On the best days, the ones where I’m productive and joyful and have all the time and energy in the world, I don’t know whether I feel great because I woke up on time or if I woke up on time because I was feeling good in the first place. If I’m not springing out of bed, I’ve got to assume there is a reason. And instead of feeling and believing that I’m behind the eight ball, perhaps I can acknowledge that I’m simply in a new phase of an acceptable cycle of productivity and creativity.
The practical difference is that I might adjust my work hours, rearrange some tasks, and take more breaks. But the real shift is the change to my expectations. Instead of being disappointed and frustrated at my lack of concentration and focus, I shrug and grab some tea, go for a walk, empty the dishwasher, or simply stare off into space for awhile. It’s okay. It will be okay.
On some days, I can find a good groove. Some days I never quite catch it.

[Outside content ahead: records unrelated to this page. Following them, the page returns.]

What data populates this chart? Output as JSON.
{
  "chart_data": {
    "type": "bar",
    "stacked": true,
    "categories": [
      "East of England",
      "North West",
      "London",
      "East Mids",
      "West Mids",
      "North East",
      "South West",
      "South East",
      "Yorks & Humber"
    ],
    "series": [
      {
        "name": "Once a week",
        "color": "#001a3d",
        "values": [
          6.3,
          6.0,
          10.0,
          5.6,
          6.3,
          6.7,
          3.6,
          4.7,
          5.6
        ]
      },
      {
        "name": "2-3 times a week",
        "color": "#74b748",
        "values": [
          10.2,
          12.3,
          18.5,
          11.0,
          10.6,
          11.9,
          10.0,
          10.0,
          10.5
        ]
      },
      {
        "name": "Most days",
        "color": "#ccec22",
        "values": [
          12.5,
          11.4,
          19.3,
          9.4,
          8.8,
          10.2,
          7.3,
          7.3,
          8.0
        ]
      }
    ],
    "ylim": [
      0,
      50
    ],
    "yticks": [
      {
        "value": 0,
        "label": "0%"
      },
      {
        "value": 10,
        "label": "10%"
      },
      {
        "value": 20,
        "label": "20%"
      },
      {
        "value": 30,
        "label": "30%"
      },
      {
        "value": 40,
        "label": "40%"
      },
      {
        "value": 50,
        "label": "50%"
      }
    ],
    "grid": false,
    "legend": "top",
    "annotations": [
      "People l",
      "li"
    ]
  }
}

But I’m learning how to make the best of the day as it is, not as I wish for it to be — and myself as I am, not as I wish to be.
It makes no sense to holler for the moon at night, wondering why it hasn’t risen yet. In fact, it might be a new moon that has just set. In two weeks you’ll get your full moon, rising at twilight as you know it will. But right now, it’s in a different phase. If you know what to look for and what to expect, it won’t be so bad. Some days, you might see nothing at all. There’s nothing to fix and nothing to fear.
Like me, the new moon rises before dawn. It’s not better or worse than rising at any other time, really. There’s a rhythm to it, and I might as well accept and embrace my own.